# Lets see those anniversary Stingray's 1963-1/2



## rlhender (Feb 27, 2013)

Here is my June 63 Coppertone Stingray...These have been behind closed doors long enough....Lets see them.


----------



## Butch (Feb 28, 2013)

Nifty at fifty!  Looks great. Are you the original owner?


----------



## PCHiggin (Feb 28, 2013)

*Seat...*

Very cool,Just what I wanted back in the day.I'd still like to have that seat.


----------



## Baldy Jeff (Mar 19, 2013)

*Red '63*

Here's a few old pics of an original paint Aug '63 w/ added Schwinn checkerboard. Seat is the original featured in Liz Fried book years back. Sold bike, but kept seat!


----------



## jpromo (Mar 19, 2013)

I think I may be looking to get one of these early 'rays. Not necessarily '63 but 63-65 would be sweet. I screwed up last week on a nice sky blue '65 with kickback in driving distance that didn't skyrocket like I anticipated on ebay.


----------



## rlhender (Mar 19, 2013)

Butch said:


> Nifty at fifty!  Looks great. Are you the original owner?

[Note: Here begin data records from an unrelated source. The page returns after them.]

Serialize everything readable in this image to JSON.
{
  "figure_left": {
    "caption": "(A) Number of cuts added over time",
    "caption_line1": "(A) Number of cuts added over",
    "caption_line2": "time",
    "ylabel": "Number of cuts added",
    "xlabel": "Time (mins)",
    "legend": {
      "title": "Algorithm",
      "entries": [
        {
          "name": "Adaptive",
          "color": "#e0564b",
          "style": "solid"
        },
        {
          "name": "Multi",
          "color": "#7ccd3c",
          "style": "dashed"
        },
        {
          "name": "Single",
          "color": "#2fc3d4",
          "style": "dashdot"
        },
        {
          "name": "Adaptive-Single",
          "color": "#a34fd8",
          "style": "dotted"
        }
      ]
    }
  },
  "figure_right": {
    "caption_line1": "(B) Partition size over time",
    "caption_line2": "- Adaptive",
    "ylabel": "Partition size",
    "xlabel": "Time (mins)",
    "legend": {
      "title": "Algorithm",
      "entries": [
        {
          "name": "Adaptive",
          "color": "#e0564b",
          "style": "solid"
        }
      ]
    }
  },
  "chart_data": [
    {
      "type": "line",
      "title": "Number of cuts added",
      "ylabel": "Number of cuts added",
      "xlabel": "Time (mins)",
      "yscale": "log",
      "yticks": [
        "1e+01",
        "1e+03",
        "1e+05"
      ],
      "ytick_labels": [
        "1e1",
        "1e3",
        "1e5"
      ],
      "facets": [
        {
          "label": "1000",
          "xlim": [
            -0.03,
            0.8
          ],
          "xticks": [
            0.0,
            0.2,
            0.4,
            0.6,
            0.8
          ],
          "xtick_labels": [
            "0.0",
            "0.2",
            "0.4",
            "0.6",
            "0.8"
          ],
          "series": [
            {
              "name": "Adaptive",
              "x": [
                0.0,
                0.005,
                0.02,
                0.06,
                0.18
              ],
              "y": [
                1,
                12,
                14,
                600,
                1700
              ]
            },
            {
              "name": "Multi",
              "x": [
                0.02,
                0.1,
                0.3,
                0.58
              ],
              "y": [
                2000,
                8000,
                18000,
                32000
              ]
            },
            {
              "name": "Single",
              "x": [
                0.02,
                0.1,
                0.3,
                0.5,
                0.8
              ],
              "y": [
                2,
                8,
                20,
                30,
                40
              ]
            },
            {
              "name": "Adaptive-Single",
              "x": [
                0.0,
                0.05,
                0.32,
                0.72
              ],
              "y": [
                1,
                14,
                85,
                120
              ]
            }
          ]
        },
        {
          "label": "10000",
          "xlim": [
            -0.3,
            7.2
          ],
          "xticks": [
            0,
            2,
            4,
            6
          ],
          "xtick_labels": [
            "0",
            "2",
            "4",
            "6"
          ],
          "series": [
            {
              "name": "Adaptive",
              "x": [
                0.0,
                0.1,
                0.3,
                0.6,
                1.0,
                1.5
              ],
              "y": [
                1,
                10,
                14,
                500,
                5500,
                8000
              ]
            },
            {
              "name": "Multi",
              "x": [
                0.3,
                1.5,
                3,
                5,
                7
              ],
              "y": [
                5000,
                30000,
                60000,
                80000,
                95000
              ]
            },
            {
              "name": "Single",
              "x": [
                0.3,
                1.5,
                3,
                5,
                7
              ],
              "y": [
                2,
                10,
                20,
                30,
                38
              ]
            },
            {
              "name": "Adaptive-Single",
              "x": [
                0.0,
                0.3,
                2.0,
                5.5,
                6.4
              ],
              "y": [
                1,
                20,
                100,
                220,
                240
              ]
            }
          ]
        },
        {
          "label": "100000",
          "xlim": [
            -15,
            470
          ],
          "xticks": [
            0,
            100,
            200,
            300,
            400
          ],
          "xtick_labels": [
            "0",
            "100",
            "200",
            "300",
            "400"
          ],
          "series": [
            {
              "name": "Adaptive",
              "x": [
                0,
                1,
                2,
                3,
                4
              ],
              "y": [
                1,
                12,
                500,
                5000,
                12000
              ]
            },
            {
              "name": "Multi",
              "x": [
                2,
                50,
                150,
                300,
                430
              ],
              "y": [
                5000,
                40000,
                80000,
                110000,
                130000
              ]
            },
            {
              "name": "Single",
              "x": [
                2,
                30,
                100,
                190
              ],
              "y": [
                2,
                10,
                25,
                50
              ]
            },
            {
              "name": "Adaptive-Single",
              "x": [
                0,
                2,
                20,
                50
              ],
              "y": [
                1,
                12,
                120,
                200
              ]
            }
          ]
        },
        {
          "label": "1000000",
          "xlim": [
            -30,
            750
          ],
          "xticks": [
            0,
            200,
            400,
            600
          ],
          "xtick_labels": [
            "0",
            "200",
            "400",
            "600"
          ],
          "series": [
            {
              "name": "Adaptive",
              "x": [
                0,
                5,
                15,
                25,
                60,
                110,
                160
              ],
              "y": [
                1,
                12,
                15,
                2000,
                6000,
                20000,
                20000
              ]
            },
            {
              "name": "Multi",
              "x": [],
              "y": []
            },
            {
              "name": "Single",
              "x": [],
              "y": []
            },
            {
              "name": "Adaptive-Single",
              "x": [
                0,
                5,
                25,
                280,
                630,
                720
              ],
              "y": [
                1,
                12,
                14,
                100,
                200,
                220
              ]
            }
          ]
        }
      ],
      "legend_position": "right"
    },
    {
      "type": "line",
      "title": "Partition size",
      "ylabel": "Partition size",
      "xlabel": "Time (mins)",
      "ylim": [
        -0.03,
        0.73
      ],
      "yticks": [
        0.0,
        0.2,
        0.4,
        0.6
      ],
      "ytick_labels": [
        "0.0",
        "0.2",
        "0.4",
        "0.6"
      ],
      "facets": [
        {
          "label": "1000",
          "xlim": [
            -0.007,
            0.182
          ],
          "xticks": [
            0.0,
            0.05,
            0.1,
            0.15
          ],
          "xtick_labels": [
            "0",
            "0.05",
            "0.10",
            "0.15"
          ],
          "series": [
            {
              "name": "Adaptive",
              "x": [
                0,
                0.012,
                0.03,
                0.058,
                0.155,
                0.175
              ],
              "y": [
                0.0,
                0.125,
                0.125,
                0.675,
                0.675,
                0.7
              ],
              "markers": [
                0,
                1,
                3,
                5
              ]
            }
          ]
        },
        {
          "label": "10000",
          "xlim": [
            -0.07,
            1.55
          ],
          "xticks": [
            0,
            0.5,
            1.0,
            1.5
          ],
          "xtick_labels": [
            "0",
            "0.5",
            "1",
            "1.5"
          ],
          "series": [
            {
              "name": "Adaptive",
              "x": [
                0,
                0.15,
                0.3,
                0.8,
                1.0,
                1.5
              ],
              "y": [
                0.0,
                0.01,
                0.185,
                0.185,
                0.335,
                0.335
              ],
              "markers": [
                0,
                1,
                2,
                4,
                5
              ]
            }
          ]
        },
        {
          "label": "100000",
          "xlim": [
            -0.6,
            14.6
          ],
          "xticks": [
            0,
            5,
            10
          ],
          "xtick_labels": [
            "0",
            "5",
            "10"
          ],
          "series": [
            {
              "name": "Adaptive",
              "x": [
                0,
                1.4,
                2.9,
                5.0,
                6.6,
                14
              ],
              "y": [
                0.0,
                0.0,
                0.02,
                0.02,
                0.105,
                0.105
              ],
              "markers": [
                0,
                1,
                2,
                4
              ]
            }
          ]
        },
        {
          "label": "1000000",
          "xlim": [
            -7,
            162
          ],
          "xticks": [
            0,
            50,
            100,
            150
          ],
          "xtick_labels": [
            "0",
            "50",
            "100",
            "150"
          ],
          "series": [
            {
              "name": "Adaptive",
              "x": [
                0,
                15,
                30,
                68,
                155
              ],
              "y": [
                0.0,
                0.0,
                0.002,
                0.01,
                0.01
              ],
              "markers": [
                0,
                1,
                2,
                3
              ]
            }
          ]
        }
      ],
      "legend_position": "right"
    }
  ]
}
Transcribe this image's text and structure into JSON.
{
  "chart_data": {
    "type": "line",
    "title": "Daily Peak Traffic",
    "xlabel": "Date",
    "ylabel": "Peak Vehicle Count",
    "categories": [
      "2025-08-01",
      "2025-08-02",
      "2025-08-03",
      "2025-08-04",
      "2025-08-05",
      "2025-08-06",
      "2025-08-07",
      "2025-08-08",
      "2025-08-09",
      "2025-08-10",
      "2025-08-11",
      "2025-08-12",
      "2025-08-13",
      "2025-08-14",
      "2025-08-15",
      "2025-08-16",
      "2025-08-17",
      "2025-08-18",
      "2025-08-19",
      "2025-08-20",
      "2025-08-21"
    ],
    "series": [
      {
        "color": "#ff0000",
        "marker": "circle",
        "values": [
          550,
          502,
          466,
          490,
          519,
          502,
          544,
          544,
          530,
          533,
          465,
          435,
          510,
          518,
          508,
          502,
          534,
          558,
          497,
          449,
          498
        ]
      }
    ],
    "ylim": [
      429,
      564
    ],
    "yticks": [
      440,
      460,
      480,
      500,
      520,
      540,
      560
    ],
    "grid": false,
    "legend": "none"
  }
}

No...It has a few years on me..lol


----------



## rlhender (Mar 19, 2013)

jpromo said:


> I think I may be looking to get one of these early 'rays. Not necessarily '63 but 63-65 would be sweet. I screwed up last week on a nice sky blue '65 with kickback in driving distance that didn't skyrocket like I anticipated on ebay.




Bring some trade to ML this year, I should have a few......

Rick


----------



## koolbikes (Apr 30, 2013)

*1963 1/2 Schwinn Sting-ray Display*

1963 1/2 SCHWINN STING-RAY DISPLAY at ANN ARBOR SHOW.



First Lime is the Earliest Known April 1963.
Then 3 - June 1963 Red Lime & Coppertone.
Restored Coppertone with Tiger Seat June 1963
Original Signage and Schwinn Reporter Signed by Al Fritz


----------



## Stingman (May 1, 2013)

I saw your bikes at Ann Arbor and was drooling over them! The display boards and the bikes looked incredible! I took several pictures of all them! Awesome collection!


----------